The envelope was labeled "Record Retrieval Department" with a return address on Wilmington Street in downtown Raleigh, the seat of state government, near a number of other city and county service departments. We have been unable to locate any such company at the provided address and believe it is a mail drop similar to the one in Iowa that received mail and forwarded it to the company. We have since learned that "Record Retrieval Department" is a California-based company called State Record Retrieval Board, owned by Neil Camenker, that has also been doing business under other such names as "Record Retrieval," "State Record Regulation Department," and "State Record Regulation Board."
The front the envelope prominently contains a warning on the outside reading "$2,000 fine, 5 years imprisonment, or both for any person interfering or obstructing with delivery of the letter U.S. mail TTT.18.CODE." Only toward the bottom in smaller print does it say "not a government agency." It also reads "Final Notice – Please Open Immediately" in large highlighted print, leading anyone receiving it to believe that whatever is inside, potentially an outstanding bill, is extremely important and must be dealt with immediately.
The letter inside is both confusing and deceptive. Again there is another official-sounding name, "Deed Retrieval Services," along with bar codes and an official-looking 'Property ID' number, which appears to be identical on every notice they send nationwide. The top of the letter prominently says "Please detach coupon and mail with your payment."

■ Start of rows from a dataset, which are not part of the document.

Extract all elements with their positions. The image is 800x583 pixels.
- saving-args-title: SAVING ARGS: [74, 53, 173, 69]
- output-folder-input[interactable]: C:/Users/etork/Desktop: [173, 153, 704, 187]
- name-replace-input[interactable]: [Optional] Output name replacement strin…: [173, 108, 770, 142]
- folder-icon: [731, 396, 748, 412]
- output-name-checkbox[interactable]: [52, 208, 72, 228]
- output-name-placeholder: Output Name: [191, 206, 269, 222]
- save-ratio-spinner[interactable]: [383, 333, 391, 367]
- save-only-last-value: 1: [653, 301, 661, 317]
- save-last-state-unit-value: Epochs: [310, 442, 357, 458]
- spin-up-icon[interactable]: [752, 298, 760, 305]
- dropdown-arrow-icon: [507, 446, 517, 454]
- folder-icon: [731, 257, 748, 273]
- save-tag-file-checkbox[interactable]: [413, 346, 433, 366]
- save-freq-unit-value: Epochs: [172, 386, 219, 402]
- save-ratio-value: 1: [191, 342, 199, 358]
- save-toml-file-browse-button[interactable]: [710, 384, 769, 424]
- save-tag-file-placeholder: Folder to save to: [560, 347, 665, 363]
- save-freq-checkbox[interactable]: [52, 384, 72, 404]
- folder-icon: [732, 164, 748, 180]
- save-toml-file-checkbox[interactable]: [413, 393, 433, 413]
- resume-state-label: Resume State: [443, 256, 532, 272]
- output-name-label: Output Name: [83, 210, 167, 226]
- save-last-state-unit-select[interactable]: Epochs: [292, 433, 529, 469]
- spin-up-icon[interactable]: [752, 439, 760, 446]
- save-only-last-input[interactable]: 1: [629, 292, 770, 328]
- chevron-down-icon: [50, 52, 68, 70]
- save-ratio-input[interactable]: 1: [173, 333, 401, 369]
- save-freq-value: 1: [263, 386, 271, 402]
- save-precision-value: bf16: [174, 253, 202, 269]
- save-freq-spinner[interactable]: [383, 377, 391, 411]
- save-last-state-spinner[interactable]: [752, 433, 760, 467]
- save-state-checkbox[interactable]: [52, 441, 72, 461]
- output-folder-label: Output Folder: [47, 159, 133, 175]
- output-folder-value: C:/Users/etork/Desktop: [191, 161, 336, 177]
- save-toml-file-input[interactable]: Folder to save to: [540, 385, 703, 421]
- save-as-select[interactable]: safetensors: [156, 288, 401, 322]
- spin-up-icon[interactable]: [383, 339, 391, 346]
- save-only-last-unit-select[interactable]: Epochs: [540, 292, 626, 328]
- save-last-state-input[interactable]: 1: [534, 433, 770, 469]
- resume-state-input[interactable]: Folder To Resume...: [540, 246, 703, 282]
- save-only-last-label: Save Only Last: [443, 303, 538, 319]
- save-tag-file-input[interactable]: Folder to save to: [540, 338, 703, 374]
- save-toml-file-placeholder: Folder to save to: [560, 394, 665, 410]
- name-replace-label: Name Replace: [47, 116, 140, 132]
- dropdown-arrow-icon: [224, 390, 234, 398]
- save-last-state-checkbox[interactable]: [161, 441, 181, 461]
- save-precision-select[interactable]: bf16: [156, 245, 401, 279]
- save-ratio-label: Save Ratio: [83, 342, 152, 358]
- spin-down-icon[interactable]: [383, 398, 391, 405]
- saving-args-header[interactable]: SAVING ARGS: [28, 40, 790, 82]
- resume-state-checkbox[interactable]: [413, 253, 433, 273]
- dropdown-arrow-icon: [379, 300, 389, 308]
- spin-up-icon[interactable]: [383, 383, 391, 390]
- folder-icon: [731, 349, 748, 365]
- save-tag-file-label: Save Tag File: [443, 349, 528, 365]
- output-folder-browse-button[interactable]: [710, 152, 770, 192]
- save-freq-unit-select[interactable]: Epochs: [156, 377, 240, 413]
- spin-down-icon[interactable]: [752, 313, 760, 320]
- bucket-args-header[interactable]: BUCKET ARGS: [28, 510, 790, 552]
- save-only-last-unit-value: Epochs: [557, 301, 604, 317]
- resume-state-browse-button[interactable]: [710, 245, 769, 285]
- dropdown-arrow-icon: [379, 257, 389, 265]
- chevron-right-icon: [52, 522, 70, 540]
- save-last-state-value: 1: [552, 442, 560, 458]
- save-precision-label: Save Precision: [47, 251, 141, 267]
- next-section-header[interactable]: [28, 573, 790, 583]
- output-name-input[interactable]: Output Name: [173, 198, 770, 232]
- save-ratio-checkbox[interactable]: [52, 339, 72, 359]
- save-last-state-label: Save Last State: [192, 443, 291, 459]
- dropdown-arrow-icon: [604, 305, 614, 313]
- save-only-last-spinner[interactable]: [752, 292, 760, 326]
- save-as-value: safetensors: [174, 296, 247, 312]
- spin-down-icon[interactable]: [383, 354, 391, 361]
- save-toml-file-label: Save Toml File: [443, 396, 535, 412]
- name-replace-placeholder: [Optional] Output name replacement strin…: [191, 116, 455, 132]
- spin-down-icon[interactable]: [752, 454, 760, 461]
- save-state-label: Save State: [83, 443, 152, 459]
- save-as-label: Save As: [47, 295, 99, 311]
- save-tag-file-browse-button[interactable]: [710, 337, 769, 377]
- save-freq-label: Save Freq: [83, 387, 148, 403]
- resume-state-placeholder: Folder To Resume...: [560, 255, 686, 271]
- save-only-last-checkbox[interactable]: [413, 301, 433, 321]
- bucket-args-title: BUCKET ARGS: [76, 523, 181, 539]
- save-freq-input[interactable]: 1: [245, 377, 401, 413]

The letter requests a payment of $87 to send you a copy of your home's current Grant Deed while also stressing the importance of having such a document and the information provided thereon with a specific recommendation from the "State Record Regulation Department," which in fact is the same company and worded in such a way to sound like a government agency. In fact, no legitimate government agency makes any such recommendation. Only buried deep in the text does the letter state that it does not come from a government agency.
It goes on to instruct the recipient to "return the enclosed envelope with your processing fee of $87." Additionally, the letter threatens to tack on a $35 late fee if the payment is not returned by a specific date. In this case, the recipient had just 6 business days to make payment or face the penalty.
The $87 fee is described as a processing fee, when in fact it is payment for an exorbitantly overpriced private and unnecessary service. In reality, should any consumer wish to obtain a copy of a deed, they should contact their local Registrar of Deeds. In this case, the cost of the consumer's deed was only 15 cents per page for a total of four pages. A certified copy of the deed would only cost $11. Homeowners do not need a copy. In fact, in many places this information is available for online viewing.
NCCC has seen multiple copies of the mailing and is extremely concerned that consumers are unknowingly and unsuspectingly thinking they are required to mail in this payment under penalty of law or other state enforcement action.
NCCC has filed a complaint with both the North Carolina State Attorney General's Office: Consumer Protection division and the Federal Trade Commission (FTC) requesting that the company be investigated and immediately barred from using such deceptive mailings. We are also requesting redress for consumers that have already been lured in by the deceptive mailings.
Consumers who have any issues with this company should immediately file complaints, as well.
UPDATE (March 6, 2013: This scam is currently being investigated and shut down by the United States Postal Inspection Service. NCCC was more than happy to provide Postal Service investigators with all the vital information we have gathered to date. Those behind the scam could face federal charges.
No word yet on any potential charges from the North Carolina State Attorney General's Office, the Federal Trade Commission (FTC), or redress for the many consumers across the country duped into spending money they didn't need to.